Indian women lose 1-2 to Aus, semifinal hopes hangs in balance
India's chances of progressing to the semifinals of the women's hockey event in the Commonwealth Games received a setback after the home team went down fighting 1-2 to defending champions Australia in their second Pool A match in New Delhi on Wednesday.india Updated: Oct 06, 2010 16:21 IST
India's chances of progressing to the semifinals of the women's hockey event in the Commonwealth Games received a setback after the home team went down fighting 1-2 to defending champions Australia in their second Pool A match in New Delhi on Wednesday.
Shelly Liddelow (11th minute) and Ashleigh Nelson (59th) scored for Australia while promising Rani Rampal (69th) pulled one back for India.
Last edition runners-up India had earlier drawn 1-1 with lowly Scotland while Australia had thrashed Trinidad and Tobago 11-0.
India will next face Trinidad and Tobago on Friday while Australia will be up against South Africa.
Unlike their previous outing against Scotland, India displayed a much-improved performance and started the match on an attacking note.

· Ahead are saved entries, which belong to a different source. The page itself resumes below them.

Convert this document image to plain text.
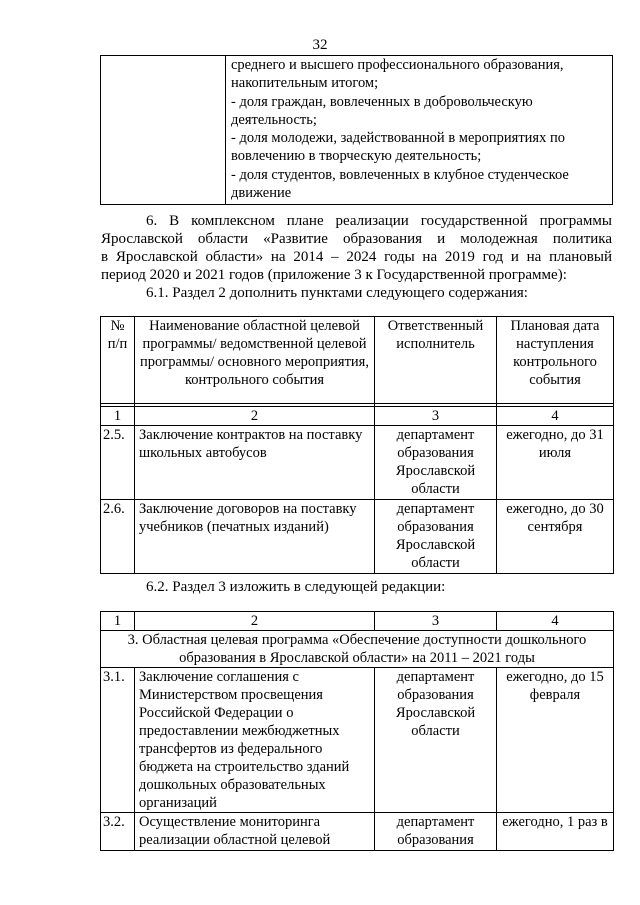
32

среднего и высшего профессионального образования,
накопительным итогом;
- доля граждан, вовлеченных в добровольческую
деятельность;
- доля молодежи, задействованной в мероприятиях по
вовлечению в творческую деятельность;
- доля студентов, вовлеченных в клубное студенческое
движение
6. В комплексном плане реализации государственной программы
Ярославской области «Развитие образования и молодежная политика
в Ярославской области» на 2014 – 2024 годы на 2019 год и на плановый
период 2020 и 2021 годов (приложение 3 к Государственной программе):
6.1. Раздел 2 дополнить пунктами следующего содержания:
№ п/п	Наименование областной целевой программы/ ведомственной целевой программы/ основного мероприятия, контрольного события	Ответственный исполнитель	Плановая дата наступления контрольного события

1	2	3	4
2.5.	Заключение контрактов на поставку школьных автобусов	департамент образования Ярославской области	ежегодно, до 31 июля
2.6.	Заключение договоров на поставку учебников (печатных изданий)	департамент образования Ярославской области	ежегодно, до 30 сентября
6.2. Раздел 3 изложить в следующей редакции:
1	2	3	4
3. Областная целевая программа «Обеспечение доступности дошкольного образования в Ярославской области» на 2011 – 2021 годы			
3.1.	Заключение соглашения с Министерством просвещения Российской Федерации о предоставлении межбюджетных трансфертов из федерального бюджета на строительство зданий дошкольных образовательных организаций	департамент образования Ярославской области	ежегодно, до 15 февраля
3.2.	Осуществление мониторинга реализации областной целевой	департамент образования	ежегодно, 1 раз в
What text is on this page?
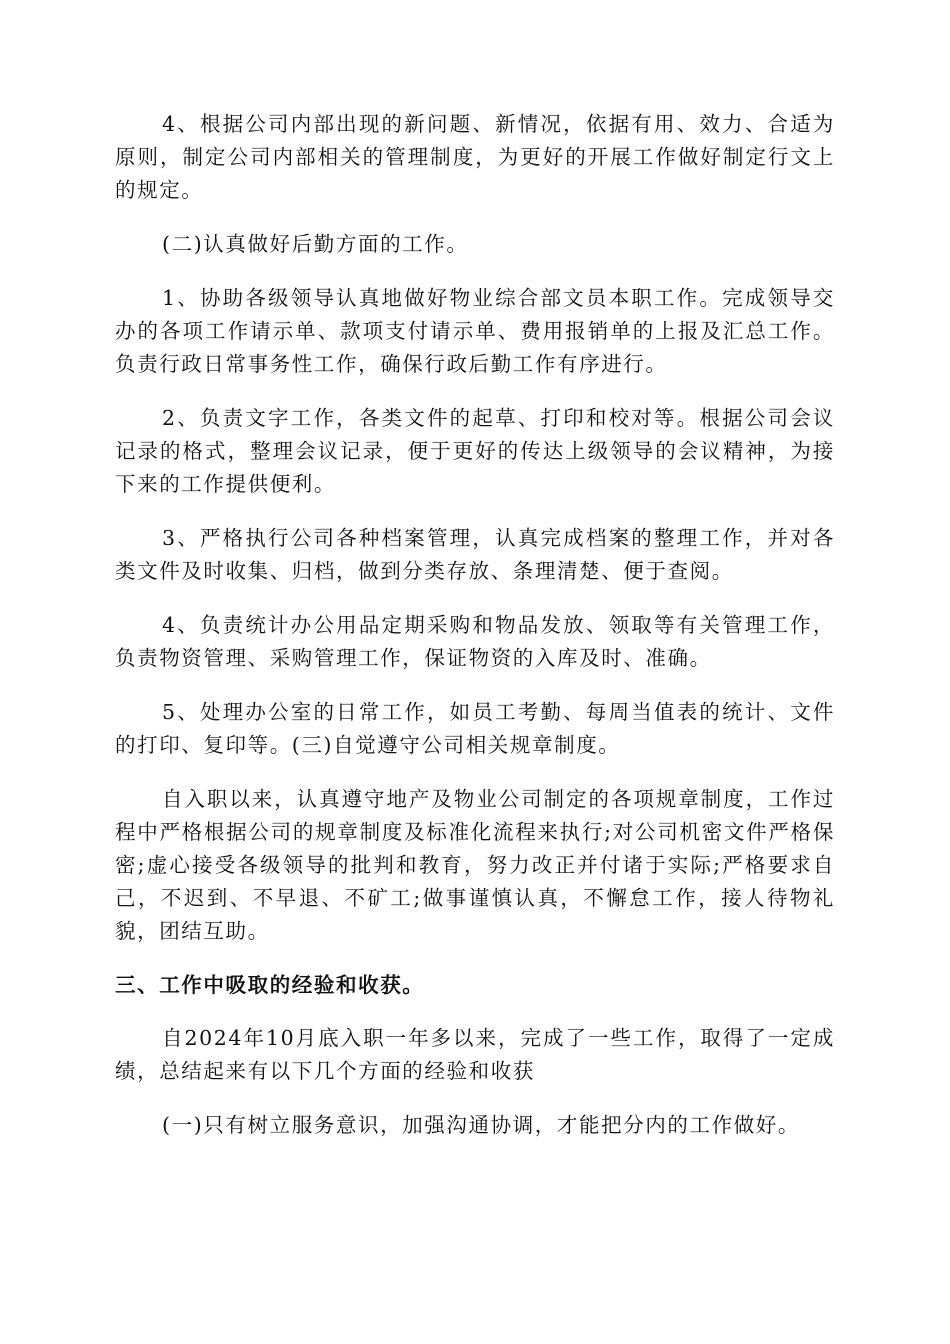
4、根据公司内部出现的新问题、新情况，依据有用、效力、合适为原则，制定公司内部相关的管理制度，为更好的开展工作做好制定行文上的规定。

(二)认真做好后勤方面的工作。

1、协助各级领导认真地做好物业综合部文员本职工作。完成领导交办的各项工作请示单、款项支付请示单、费用报销单的上报及汇总工作。负责行政日常事务性工作，确保行政后勤工作有序进行。

2、负责文字工作，各类文件的起草、打印和校对等。根据公司会议记录的格式，整理会议记录，便于更好的传达上级领导的会议精神，为接下来的工作提供便利。

3、严格执行公司各种档案管理，认真完成档案的整理工作，并对各类文件及时收集、归档，做到分类存放、条理清楚、便于查阅。

4、负责统计办公用品定期采购和物品发放、领取等有关管理工作，负责物资管理、采购管理工作，保证物资的入库及时、准确。

5、处理办公室的日常工作，如员工考勤、每周当值表的统计、文件的打印、复印等。(三)自觉遵守公司相关规章制度。

自入职以来，认真遵守地产及物业公司制定的各项规章制度，工作过程中严格根据公司的规章制度及标准化流程来执行;对公司机密文件严格保密;虚心接受各级领导的批判和教育，努力改正并付诸于实际;严格要求自己，不迟到、不早退、不矿工;做事谨慎认真，不懈怠工作，接人待物礼貌，团结互助。

三、工作中吸取的经验和收获。

自2024年10月底入职一年多以来，完成了一些工作，取得了一定成绩，总结起来有以下几个方面的经验和收获

(一)只有树立服务意识，加强沟通协调，才能把分内的工作做好。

Dipika Murthy was impressive for India in front of goal as she thwarted numerous Australian attacks with her individual brilliance.
In the first 10 minutes, it was India all the way as they repeatedly threatened the Australian goal and created numerous chances but they were found wanting in giving finishing touches.
Chanchan Devi got the first opportunity to send the home team ahead in the third minute after captain Surinder Kaur and veteran Saba Anjum combined well on the right flank to set her up but the Manipuri girl failed to connect Anjum's parallel cross.
Both India and Australia wore a sorry look in penalty corners as both the teams earned as many as six of them in the opening period but failed to convert a single.
However, it was the Hockeyroos who broke the deadlock in the 13th minute through Liddelow following some sloppy defending inside the circle by the Indians.
The goal seemed to have rejuvenated the Australians, who dominated the middle period of the opening half during which they earned three back-to-back penalty corners but failed to utilise a single one.
India too got their share of opportunities in the dying moments of the first half with two consecutive penalty corners but on both occasion their variation did not work.
The script of the second half, however, was different as Australia had the better ball possession while the Indians were guilty of holding on to the ball too long and then losing it.
Inspite of Australia's dominance, Indian women got chances but what eluded them was the all-important equaliser.